Add Error Handling to uabrc_check_hw_context_switch_rate Curl Command
The existing check will undrain an unhealthy drained node in the case where curl
can't reach the Prometheus server / metrics are missing from the current interval (node_exporter not running?).
In this scenario, it will return 0
when it fails because the curl
output is piped to jq
which succeeds. Here's an example showing $?
is 0
on a failure
$ curl -fs --data-urlencode 'query=irate(node_context_switches_total{job="compute-node",name="c0236"}[1m])' http://nagios.rc.uab.edu:9090/api/v1/query | jq -r '.data.result[] | .value[1]'
$ echo $?
0
HW_CONTEXT_SWITCH_RATE
gets set to 0, which then causes the FAIL
code to be skipped, i.e. the node passed the health check, which ultimately causes NHC to undrain the node.

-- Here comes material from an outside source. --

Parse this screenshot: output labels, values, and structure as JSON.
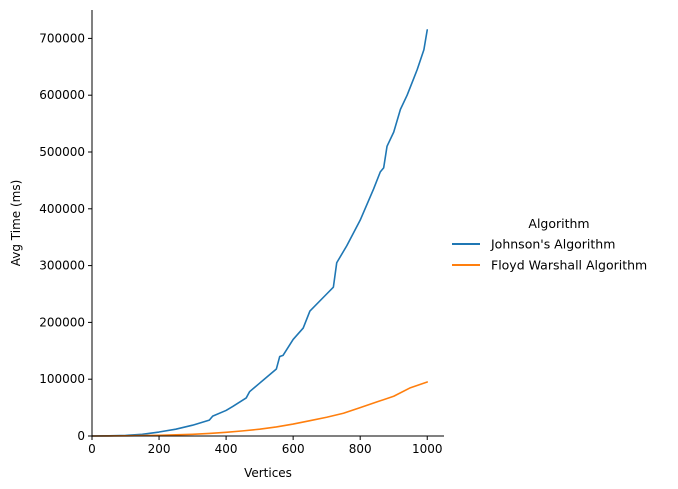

HW_CONTEXT_SWITCH_RATE=$(curl -fs --data-urlencode "query=irate(node_context_switches_total{job=\"compute-node\",name=\"$NODENAME\"}[$HW_CONTEXT_SWITCH_INTERVAL])" http://nagios.rc.uab.edu:9090/api/v1/query | jq -r '.data.result[] | .value[1]')
if [[ $((HW_CONTEXT_SWITCH_RATE)) -gt $CONTEXT_SWITCH_RATE_MAX ]]; then
die 1 "$FUNCNAME: Total Context Switches ($HW_CONTEXT_SWITCH_RATE) greater than maximum allowed ($CONTEXT_SWITCH_RATE_MAX)
return 1
fi